Where have all the flowers gone?

joan-baezI’ve never seen so many walking frames at a rock concert, but it was Joan Baez’s seventy-fifth birthday tour. Kathleen was surprised to see that Baez had white hair; she also had a t-shirt saying “Nasty Woman.” It was not the only Trump allusion, in the week before the election, but Bob Dylan received more references, and got one of Baez’s trademark Dylan imitations when she sang “Don’t Think Twice.” Joan with frost

I don’t remember another concert where the artist got a standing ovation just for coming on stage, but I guess the audience were also applauding themselves and the fact they were still alive. She started with Dylan, with “Love is Just a Four-letter Word,” but the set list was by no means just a rehearsal of old hits. It was rather a neat and impressive mixture of the sixties and the more recent. I guess the oldest song (apart from the “traditional” ones such as “House of the Rising Sun”) was Woody Guthrie’s “Deportee” about the Mexican agricultural workers who were the victims of a plane crash in 1948. The NY Times didn’t give their names, only the names of the American crew. “They were just deportees.” Nothing much changes.

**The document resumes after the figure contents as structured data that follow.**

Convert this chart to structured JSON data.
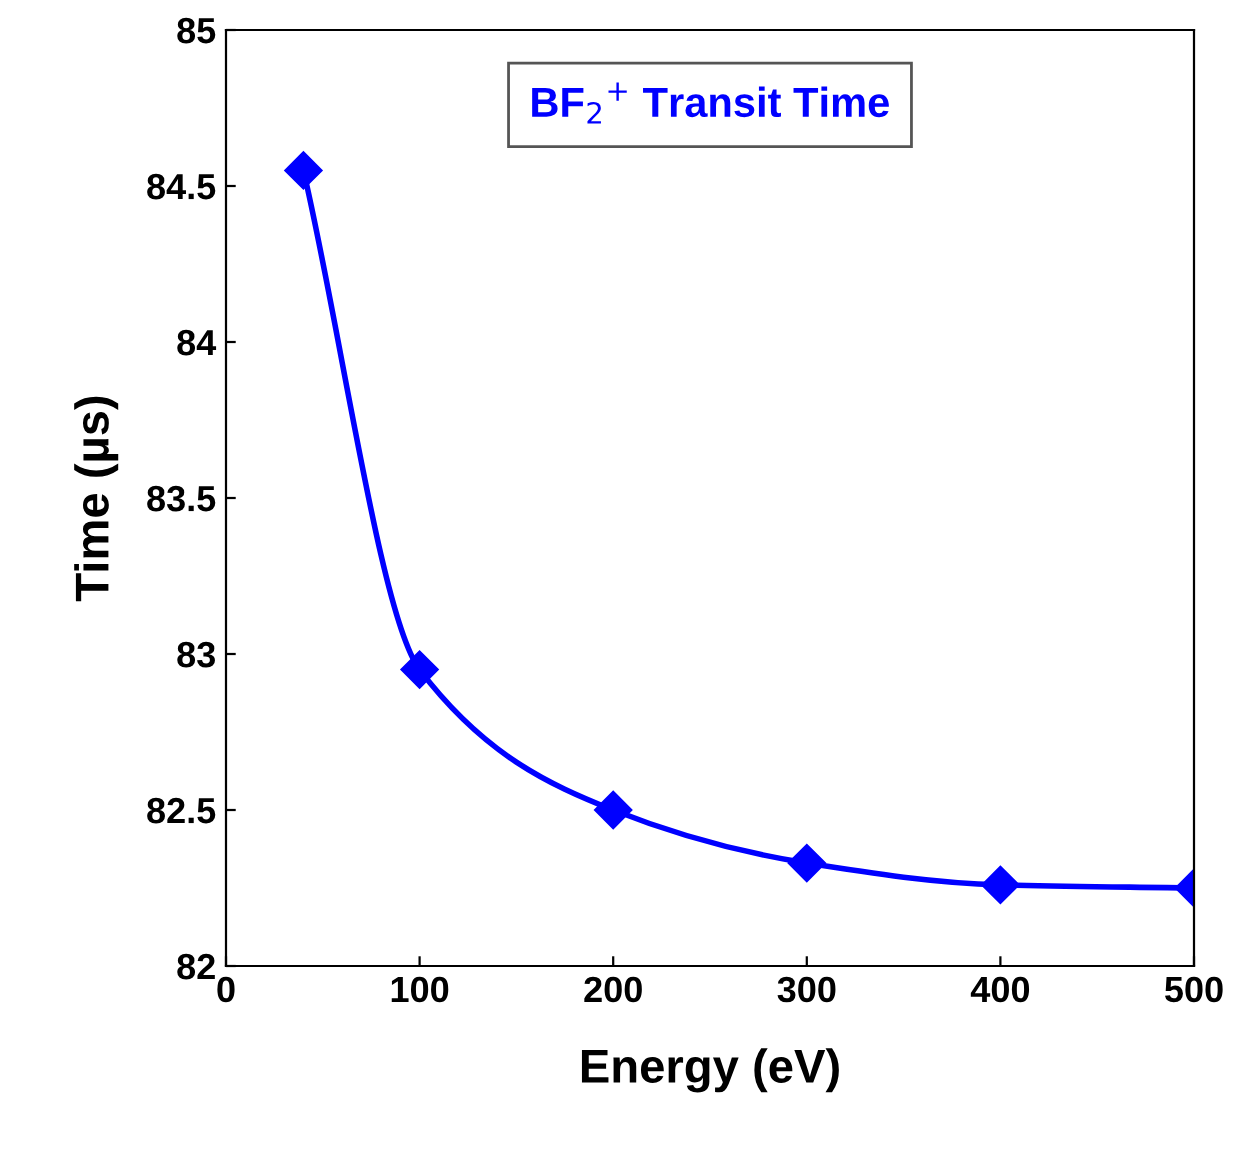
{
  "chart_data": {
    "type": "line",
    "title": "BF$_{2}$$^{+}$ Transit Time",
    "xlabel": "Energy (eV)",
    "ylabel": "Time (µs)",
    "x": [
      40,
      100,
      200,
      300,
      400,
      500
    ],
    "series": [
      {
        "color": "#0000ff",
        "values": [
          84.55,
          82.95,
          82.5,
          82.33,
          82.26,
          82.25
        ]
      }
    ],
    "xlim": [
      0,
      500
    ],
    "xticks": [
      0,
      100,
      200,
      300,
      400,
      500
    ],
    "ylim": [
      82,
      85
    ],
    "yticks": [
      82,
      82.5,
      83,
      83.5,
      84,
      84.5,
      85
    ],
    "grid": false,
    "legend": false,
    "marker": "diamond",
    "line_style": "solid"
  }
}
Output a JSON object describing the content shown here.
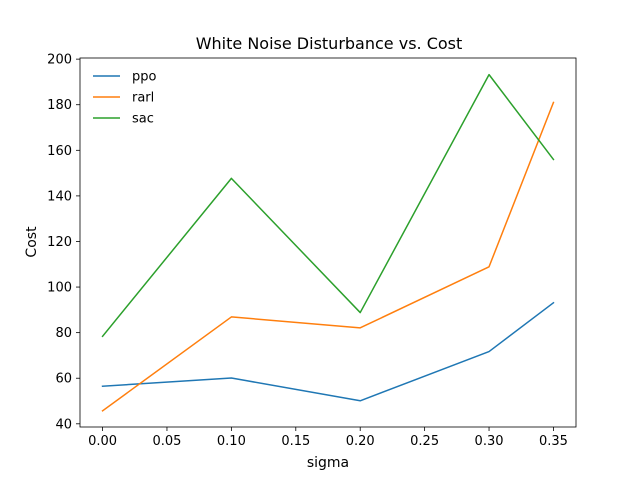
{
  "chart_data": {
    "type": "line",
    "title": "White Noise Disturbance vs. Cost",
    "xlabel": "sigma",
    "ylabel": "Cost",
    "x": [
      0.0,
      0.1,
      0.2,
      0.3,
      0.35
    ],
    "xticks": [
      0.0,
      0.05,
      0.1,
      0.15,
      0.2,
      0.25,
      0.3,
      0.35
    ],
    "xtick_labels": [
      "0.00",
      "0.05",
      "0.10",
      "0.15",
      "0.20",
      "0.25",
      "0.30",
      "0.35"
    ],
    "yticks": [
      40,
      60,
      80,
      100,
      120,
      140,
      160,
      180,
      200
    ],
    "yticks_labels": [
      "40",
      "60",
      "80",
      "100",
      "120",
      "140",
      "160",
      "180",
      "200"
    ],
    "xlim": [
      -0.0175,
      0.3675
    ],
    "ylim": [
      38.6,
      200.5
    ],
    "grid": false,
    "legend_position": "top-left",
    "series": [
      {
        "name": "ppo",
        "color": "#1f77b4",
        "values": [
          56.5,
          60.1,
          50.1,
          71.7,
          93.1
        ]
      },
      {
        "name": "rarl",
        "color": "#ff7f0e",
        "values": [
          45.7,
          86.9,
          82.1,
          108.9,
          181.0
        ]
      },
      {
        "name": "sac",
        "color": "#2ca02c",
        "values": [
          78.4,
          147.7,
          88.8,
          193.2,
          156.0
        ]
      }
    ]
  }
}
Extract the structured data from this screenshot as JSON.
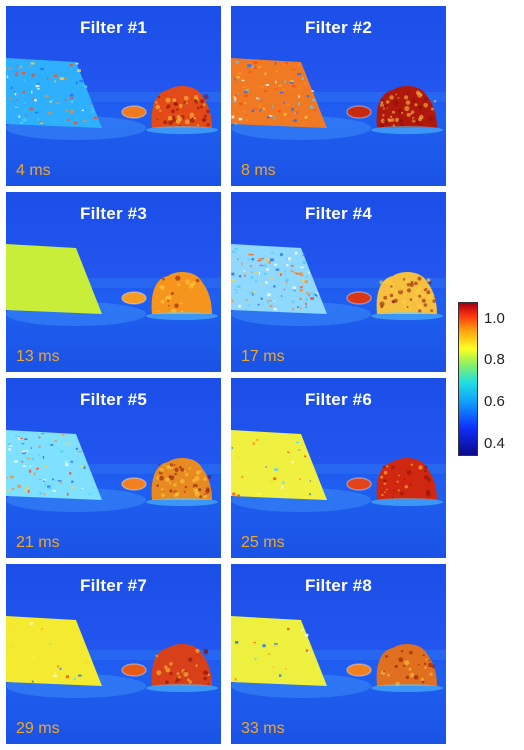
{
  "panels": [
    {
      "title": "Filter #1",
      "time": "4 ms",
      "block": "#2fb0ff",
      "small": "#f07a20",
      "right": "#e24a18",
      "texture": 0.5
    },
    {
      "title": "Filter #2",
      "time": "8 ms",
      "block": "#f07a24",
      "small": "#c82a10",
      "right": "#b0180c",
      "texture": 0.6
    },
    {
      "title": "Filter #3",
      "time": "13 ms",
      "block": "#c8ee3a",
      "small": "#f59a22",
      "right": "#f5951e",
      "texture": 0.0
    },
    {
      "title": "Filter #4",
      "time": "17 ms",
      "block": "#8fd8ff",
      "small": "#d83614",
      "right": "#f5c040",
      "texture": 0.7
    },
    {
      "title": "Filter #5",
      "time": "21 ms",
      "block": "#7fe0ff",
      "small": "#f08020",
      "right": "#e88a22",
      "texture": 0.5
    },
    {
      "title": "Filter #6",
      "time": "25 ms",
      "block": "#f0f040",
      "small": "#e04418",
      "right": "#d02810",
      "texture": 0.15
    },
    {
      "title": "Filter #7",
      "time": "29 ms",
      "block": "#f4ea30",
      "small": "#e85a18",
      "right": "#d8401a",
      "texture": 0.1
    },
    {
      "title": "Filter #8",
      "time": "33 ms",
      "block": "#eef040",
      "small": "#f08020",
      "right": "#e07020",
      "texture": 0.1
    }
  ],
  "colorbar": {
    "ticks": [
      "1.0",
      "0.8",
      "0.6",
      "0.4"
    ],
    "values": [
      1.0,
      0.8,
      0.6,
      0.4
    ],
    "min": 0.35,
    "max": 1.08
  }
}
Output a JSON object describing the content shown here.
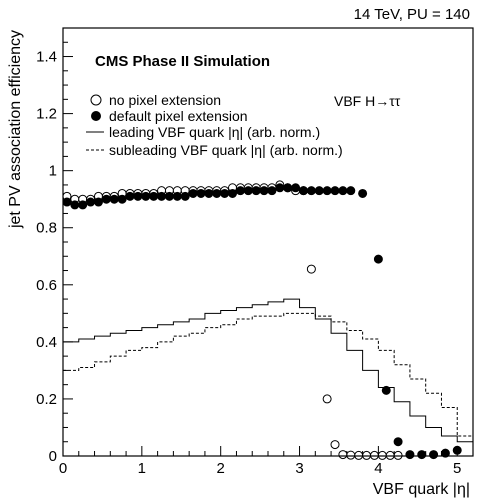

You have to have a list of the people you want to see before they die. I was in time for Ray Charles, B. B. King, Etta James, Peter, Paul, and Mary, and the Beatles, but in a classical music concert I once sat next to a woman who had seen Ella Fitzgerald in that very auditorium, 300 yards from our house. My jaw dropped in jealousy. But I got the same reaction when I told a student I had seen Ella’s ex, the great bass player Ray Brown.

John Lee Hooker and Milt Jackson both died just before I was about to see them, and I missed Chet Baker, and Lonnie Donegan, Dusty Springfield, and Johnny Cash. tina
 I’ve covered Dylan (also now 75), Leonard Cohen (82), Chuck Berry (90), Chris Barber (86), Bonnie Raitt (67), Van Morrison (71), Simon and Garfunkel (75 each), Willie Nelson (83), Emmylou Harris (69), the Stones (about 350 altogether), U2 (about 200), and Brian Wilson (born the same day as me). I’m watching out for Jerry Lee Lewis (81) and Tina Turner (76), just in case.